И все же она нутром ощущала, что это долго не продлится. Уже очень скоро ей следует решить — пойти на подобный риск или же вовсе прервать отношения с Генрихом. Прежде чем душа ее окончательно не разорвется пополам.
Судьба распорядилась так, что к решению ее подтолкнула старая знакомая и новая соседка Захира, которая наконец приняла одно из многих приглашений Салимы зайти к ней на чашку кофе. Гостья по достоинству оценила обстановку в доме — текстуру деревянных сундуков и столиков и мастерство столяра, изготовившего такую мебель. Она восхищалась узорами на толстых подушках, хвалила печенье кухарки, веселила хозяйку рассказами о двух своих шалунах, попутно засыпая ее городскими новостями — как жена торговца она была в курсе всех местных сплетен. После того как они обменялись новостями, Захира, немного помявшись, нерешительно начала:
— Меня, конечно, это не касается… Но я тебя слишком люблю, Салима, и потому… потому я считаю своим долгом сказать тебе, что в городе о тебе много болтают. — На вопросительный взгляд соседки она продолжила: — Твои беседы с немцем из дома напротив очень не одобряют.
Салима нахмурилась.
— Я не ожидала, что это может вызвать недовольство. Мы ведь только беседуем.
Гостья вздохнула.
— Но ты же знаешь, каковы люди — они думают, что сначала беседы, а потом… — ее брови многозначительно поднялись.
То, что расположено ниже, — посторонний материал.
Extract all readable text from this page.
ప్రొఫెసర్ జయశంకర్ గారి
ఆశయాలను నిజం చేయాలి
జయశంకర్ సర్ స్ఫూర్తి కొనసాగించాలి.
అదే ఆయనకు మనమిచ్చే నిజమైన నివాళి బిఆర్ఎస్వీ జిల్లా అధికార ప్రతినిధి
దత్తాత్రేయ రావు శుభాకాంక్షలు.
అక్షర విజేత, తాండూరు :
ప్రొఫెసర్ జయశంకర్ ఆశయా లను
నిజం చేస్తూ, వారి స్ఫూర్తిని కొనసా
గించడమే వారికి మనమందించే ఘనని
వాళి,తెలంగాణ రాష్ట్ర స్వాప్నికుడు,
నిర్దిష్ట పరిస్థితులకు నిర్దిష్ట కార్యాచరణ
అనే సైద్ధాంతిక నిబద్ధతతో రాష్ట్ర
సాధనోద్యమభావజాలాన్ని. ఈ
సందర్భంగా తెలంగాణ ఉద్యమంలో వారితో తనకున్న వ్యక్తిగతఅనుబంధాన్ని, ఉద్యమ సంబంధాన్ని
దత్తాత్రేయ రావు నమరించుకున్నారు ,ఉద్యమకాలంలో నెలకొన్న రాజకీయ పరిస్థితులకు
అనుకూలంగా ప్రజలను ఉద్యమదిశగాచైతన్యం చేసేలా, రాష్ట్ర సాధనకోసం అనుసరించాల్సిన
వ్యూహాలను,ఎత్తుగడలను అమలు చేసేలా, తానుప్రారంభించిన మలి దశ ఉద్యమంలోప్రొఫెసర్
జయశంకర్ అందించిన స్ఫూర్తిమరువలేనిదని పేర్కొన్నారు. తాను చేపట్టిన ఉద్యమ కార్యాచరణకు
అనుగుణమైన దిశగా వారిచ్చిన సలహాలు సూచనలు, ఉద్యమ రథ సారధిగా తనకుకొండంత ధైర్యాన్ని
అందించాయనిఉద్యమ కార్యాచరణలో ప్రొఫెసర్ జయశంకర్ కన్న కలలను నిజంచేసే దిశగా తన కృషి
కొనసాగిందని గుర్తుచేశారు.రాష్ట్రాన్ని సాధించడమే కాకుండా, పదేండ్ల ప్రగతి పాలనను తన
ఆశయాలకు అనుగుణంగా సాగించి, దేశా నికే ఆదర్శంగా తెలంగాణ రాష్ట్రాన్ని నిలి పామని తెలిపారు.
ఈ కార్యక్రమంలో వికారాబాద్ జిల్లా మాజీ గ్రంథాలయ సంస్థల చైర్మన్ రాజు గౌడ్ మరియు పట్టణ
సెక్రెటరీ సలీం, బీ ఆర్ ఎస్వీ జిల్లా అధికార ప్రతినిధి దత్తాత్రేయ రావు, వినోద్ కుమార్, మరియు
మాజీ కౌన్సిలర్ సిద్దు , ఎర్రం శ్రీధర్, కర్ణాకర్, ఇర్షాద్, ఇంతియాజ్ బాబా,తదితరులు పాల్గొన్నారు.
Салима прикусила губу и уставилась в чашку с кофе. В ней тихо поднималось бешенство, заполняя все ее существо. К сожалению, она должна была помнить, что у города тысячи глаз и, по меньшей мере, столько же ушек на макушке.
Захира снова вздохнула.
— Постарайся образумиться, Салима. Ты не ребенок, тебе двадцать один год, и ты все еще не замужем. Твоя добрая слава — это самое дорогое, что у тебя есть. Смотри, как бы ты однажды не пожалела.
Салима молча пила кофе.
24
— За годы, что я здесь живу, я совсем не видел острова! — пробормотал Генрих, скача следом за Салимой. Светлая шляпа затеняла его лицо, покрытое легким загаром, а белый однобортный с небольшим стоячим воротником пиджак и белые брюки, заправленные в высокие сапоги для верховой езды, на солнце просто ослепляли, черная шейла же и полумаска Салимы, напротив, поглощали свет. По обе стороны от дороги росли гвоздичные деревья, вдали виднелись кокосовые пальмы, казавшиеся карликами. А люди представлялись совсем крошечными. Они ловко взбирались на стройные стволы и длинными ножами срезали гладкие бледно-зеленые плоды размером с человеческую голову. Плоды в своей сердцевине хранили орех, покрытый коричневыми нитями с его драгоценным содержимым и молоком.
Генрих выглядел так, как будто хотел что-то сказать, но молчал, жадно всматриваясь в окружающий их пейзаж, а Салима только бросала через плечо короткие взгляды. На почтительном расстоянии — достаточно большом, чтобы свидетельствовать об уважении, и достаточно близком, чтобы соблюсти обычай, — за ними на лошади трусил Мурджан, однако он усердно изучал птиц, не уделяя никакого внимания разговору своей госпожи с иностранным гостем.
А за Мурджаном на ослах из Масхата следовала огромная свита слуг и прислужниц, которые за поводья вели рядом с собой ослов, груженных посудой, корзинами с провизией, покрывалами и подушками — всем необходимым для пикника. Эти люди служили Салиме двойной защитой; в их присутствии она чувствовала себя уверенной и защищенной от подозрительных взглядов и дурных кривотолков.
Уверенной настолько, что на один день она решилась пригласить Генриха в поместье — подальше от чужих глаз за окнами, подальше от подслушивающих ушей за дверью и на городских крышах. В Кисимбани она была сама себе госпожа; здесь она могла жить так, как ей нравилось.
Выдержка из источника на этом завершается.